An homogeneous MOx fuel with 24 wt% of plutonium was leached in a carbonated water (10−2 M) under argon ([O2] < 1 vppm) for one year in order to assess the leaching behaviour of U–Pu oxide solid solutions and more specifically to simulate the behaviour of Pu enriched agglomerates characteristic of heterogeneous Mimas MOx fuel. The alpha activity of the pellets was 2.2 × 109 Bq. g−1. Two successive dissolution regimes were observed: an initial dissolution with a uranium release rate of 1.2 × 10−4 molU.m−2. d−1, and then, a long-term dissolution regime with a rate of 7.6 × 10−6 molU.m−2. d−1. The H2O2 concentration was under the detection limit of 1 × 10−7 mol L−1. Pu concentration in the homogeneous solution was constant around 10−9 mol L−1 throughout the duration of the experiment, in accordance with a thermodynamic equilibrium controlled by an amorphous Pu(OH)4 phase.
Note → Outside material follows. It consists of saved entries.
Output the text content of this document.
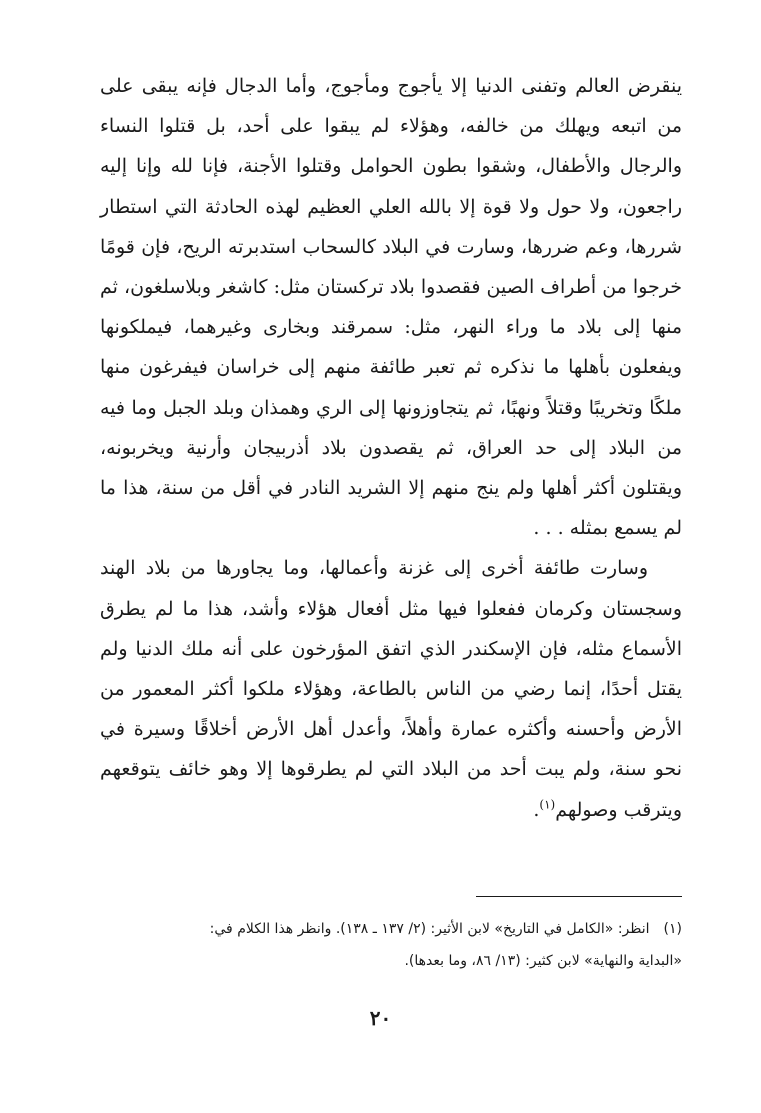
ينقرض العالم وتفنى الدنيا إلا يأجوج ومأجوج، وأما الدجال فإنه يبقى على من اتبعه ويهلك من خالفه، وهؤلاء لم يبقوا على أحد، بل قتلوا النساء والرجال والأطفال، وشقوا بطون الحوامل وقتلوا الأجنة، فإنا لله وإنا إليه راجعون، ولا حول ولا قوة إلا بالله العلي العظيم لهذه الحادثة التي استطار شررها، وعم ضررها، وسارت في البلاد كالسحاب استدبرته الريح، فإن قومًا خرجوا من أطراف الصين فقصدوا بلاد تركستان مثل: كاشغر وبلاسلغون، ثم منها إلى بلاد ما وراء النهر، مثل: سمرقند وبخارى وغيرهما، فيملكونها ويفعلون بأهلها ما نذكره ثم تعبر طائفة منهم إلى خراسان فيفرغون منها ملكًا وتخريبًا وقتلاً ونهبًا، ثم يتجاوزونها إلى الري وهمذان وبلد الجبل وما فيه من البلاد إلى حد العراق، ثم يقصدون بلاد أذربيجان وأرنية ويخربونه، ويقتلون أكثر أهلها ولم ينج منهم إلا الشريد النادر في أقل من سنة، هذا ما لم يسمع بمثله . . .

وسارت طائفة أخرى إلى غزنة وأعمالها، وما يجاورها من بلاد الهند وسجستان وكرمان ففعلوا فيها مثل أفعال هؤلاء وأشد، هذا ما لم يطرق الأسماع مثله، فإن الإسكندر الذي اتفق المؤرخون على أنه ملك الدنيا ولم يقتل أحدًا، إنما رضي من الناس بالطاعة، وهؤلاء ملكوا أكثر المعمور من الأرض وأحسنه وأكثره عمارة وأهلاً، وأعدل أهل الأرض أخلاقًا وسيرة في نحو سنة، ولم يبت أحد من البلاد التي لم يطرقوها إلا وهو خائف يتوقعهم ويترقب وصولهم$^{(١)}$.

(١)انظر: «الكامل في التاريخ» لابن الأثير: (٢/ ١٣٧ ـ ١٣٨). وانظر هذا الكلام في:

«البداية والنهاية» لابن كثير: (١٣/ ٨٦، وما بعدها).

٢٠
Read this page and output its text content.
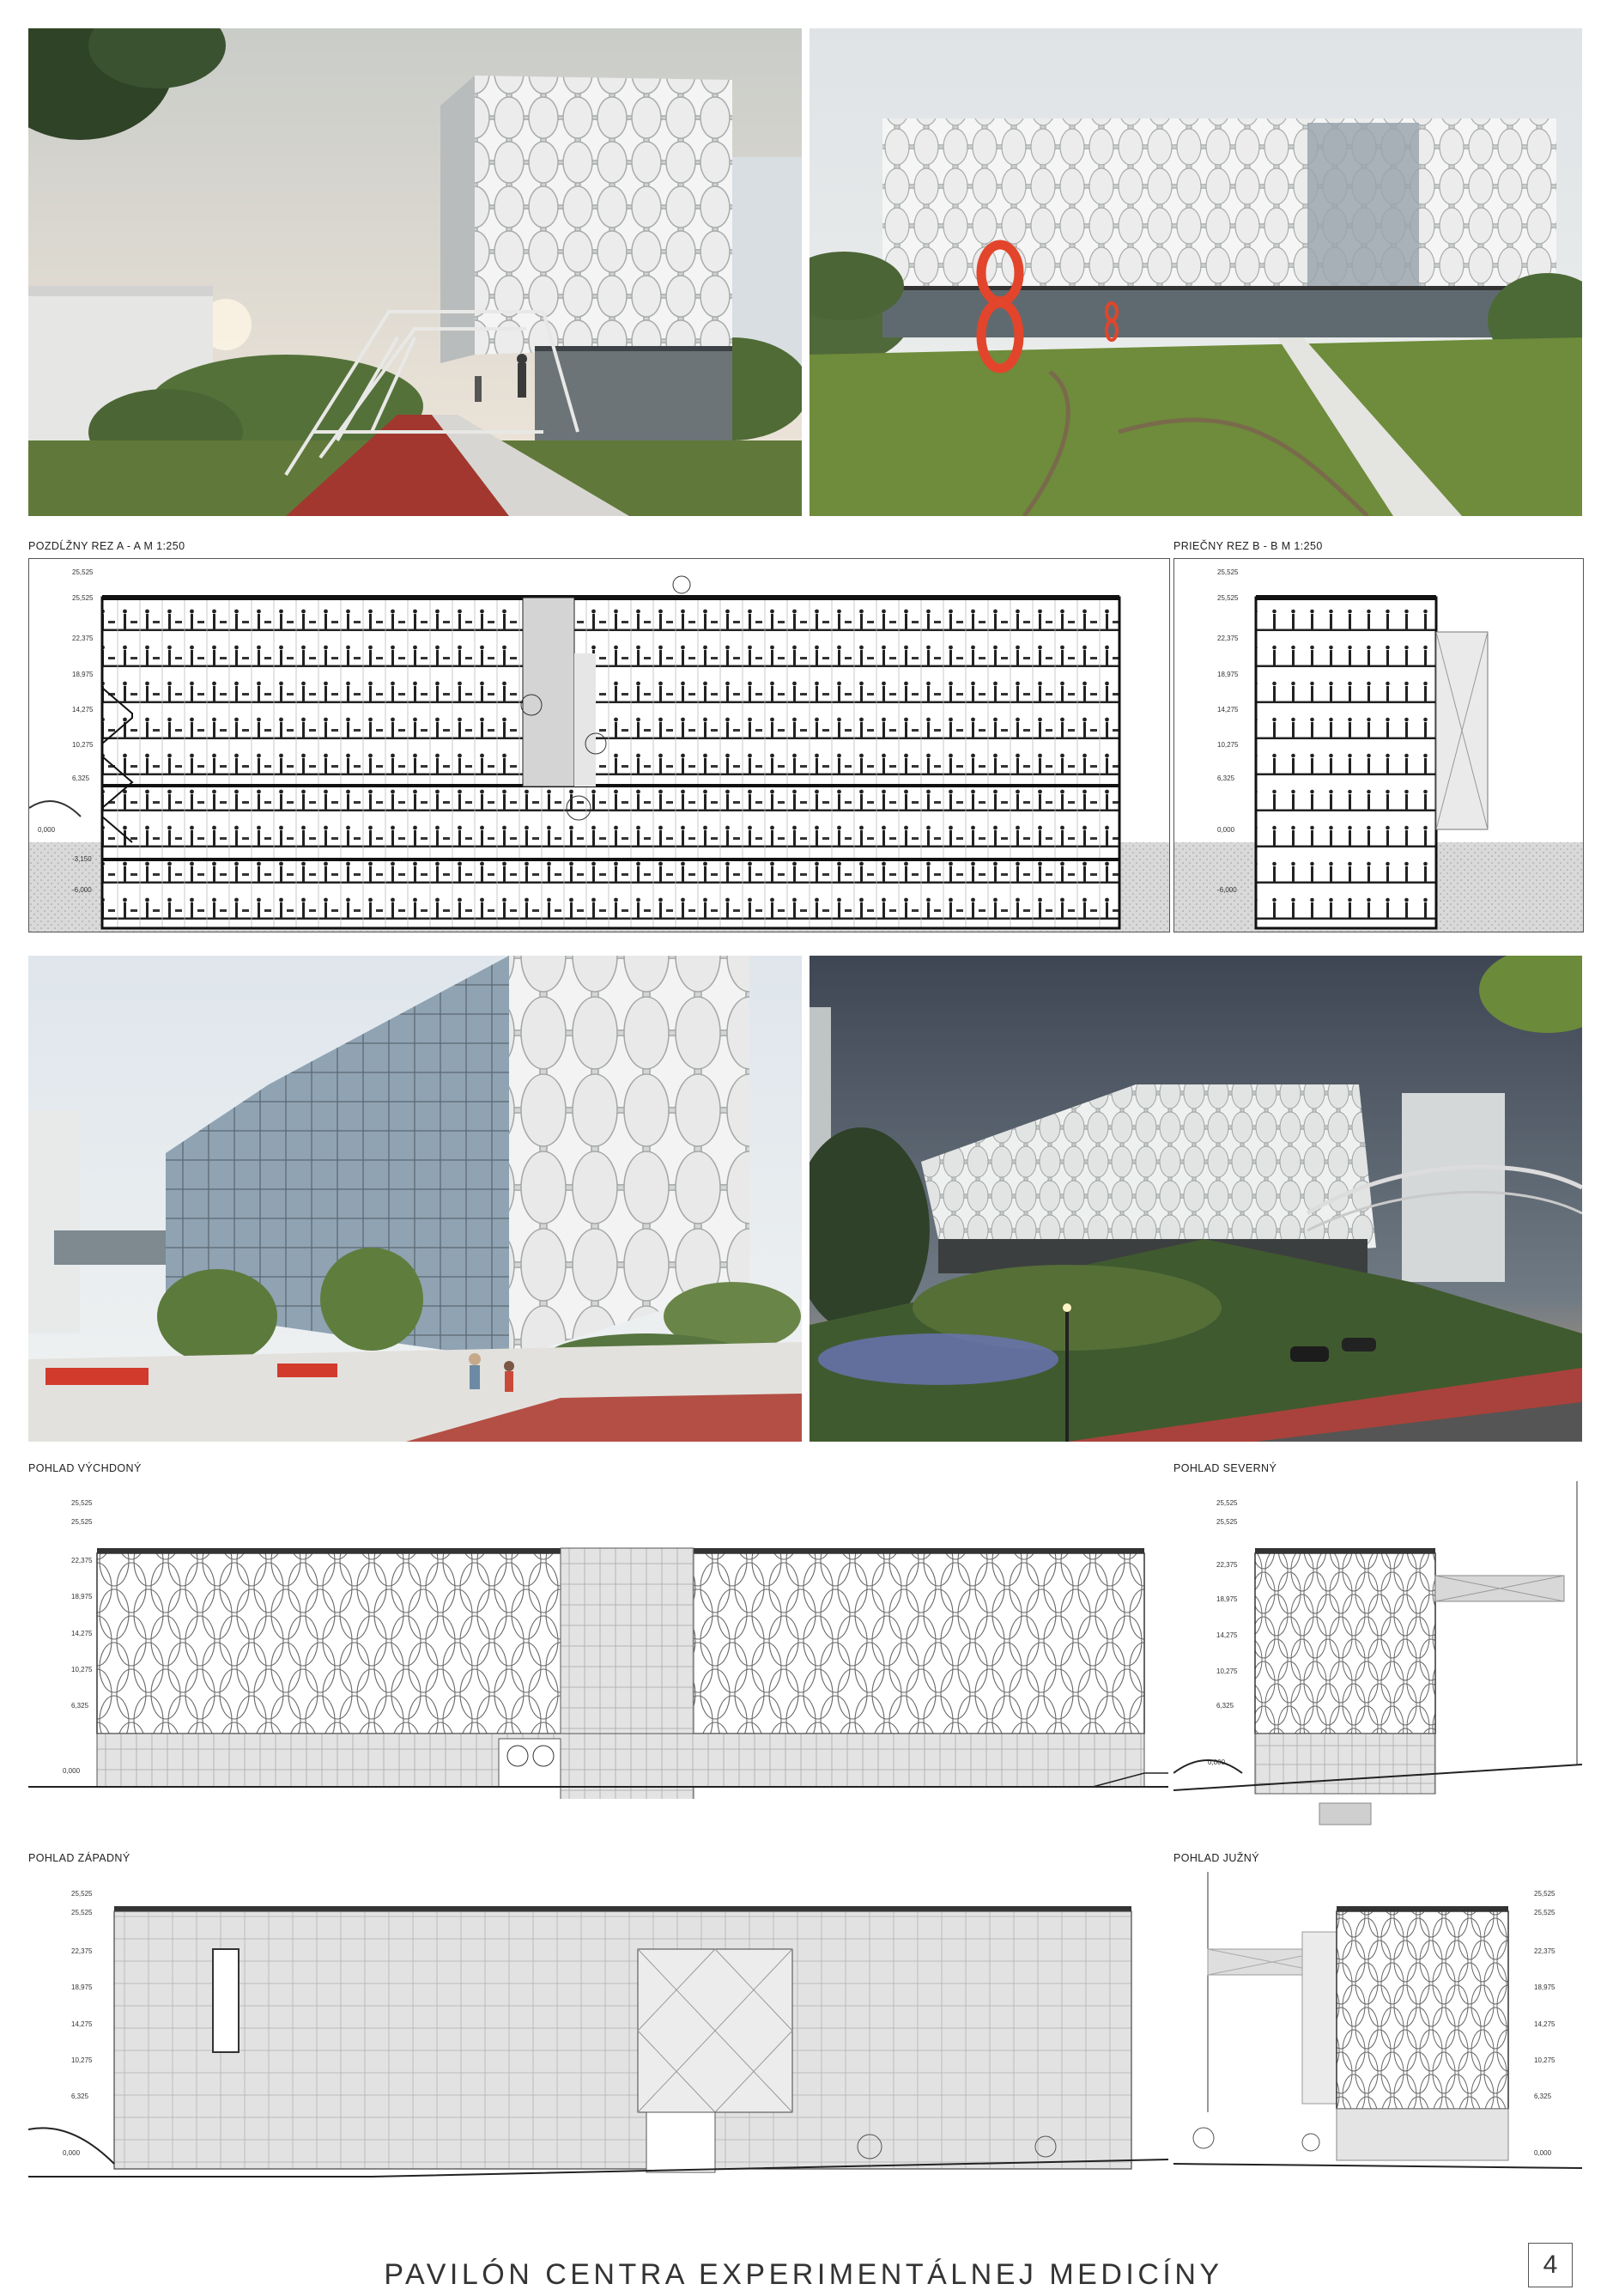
POZDĹŽNY REZ A - A M 1:250
25,525
25,525
22,375
18,975
14,275
10,275
6,325
0,000
-3,150
-6,000
PRIEČNY REZ B - B M 1:250
25,525
25,525
22,375
18,975
14,275
10,275
6,325
0,000
-6,000
POHLAD VÝCHDONÝ
25,525
25,525
22,375
18,975
14,275
10,275
6,325
0,000
POHLAD SEVERNÝ
25,525
25,525
22,375
18,975
14,275
10,275
6,325
0,000
POHLAD ZÁPADNÝ
25,525
25,525
22,375
18,975
14,275
10,275
6,325
0,000
POHLAD JUŽNÝ
25,525
25,525
22,375
18,975
14,275
10,275
6,325
0,000
PAVILÓN CENTRA EXPERIMENTÁLNEJ MEDICÍNY	4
SEM – WDS analysis confirmed a Pu-enriched layer at the surface of the pellets with Pu contents up to 39 wt%. This Pu-enriched layer becomes more resistant against leaching than the pristine surface. Despite this Pu enrichment, H2O2 concentration remained very low in the homogeneous solution. Different mechanisms of consumption can be considered, such as the oxidative dissolution of the pellet, the precipitation of U or Pu peroxides or the catalytic disproportionation. As the precipitation of peroxides at the surface was discarded by Raman spectroscopy and the oxidative dissolution was very limited, the low H2O2 concentration was likely due to a higher catalytic disproportionation of H2O2 by the Pu-enriched layer. Mass balance calculation showed that H2O2 disproportionation represented 99% of the H2O2 consumption for the homogeneous MOx, against 86% for UO2 pellets. These results shed new light on the Pu stabilizing mechanisms against the oxidative dissolution that can be applied to model the behaviour of different MOx fuels under long-term disposal conditions.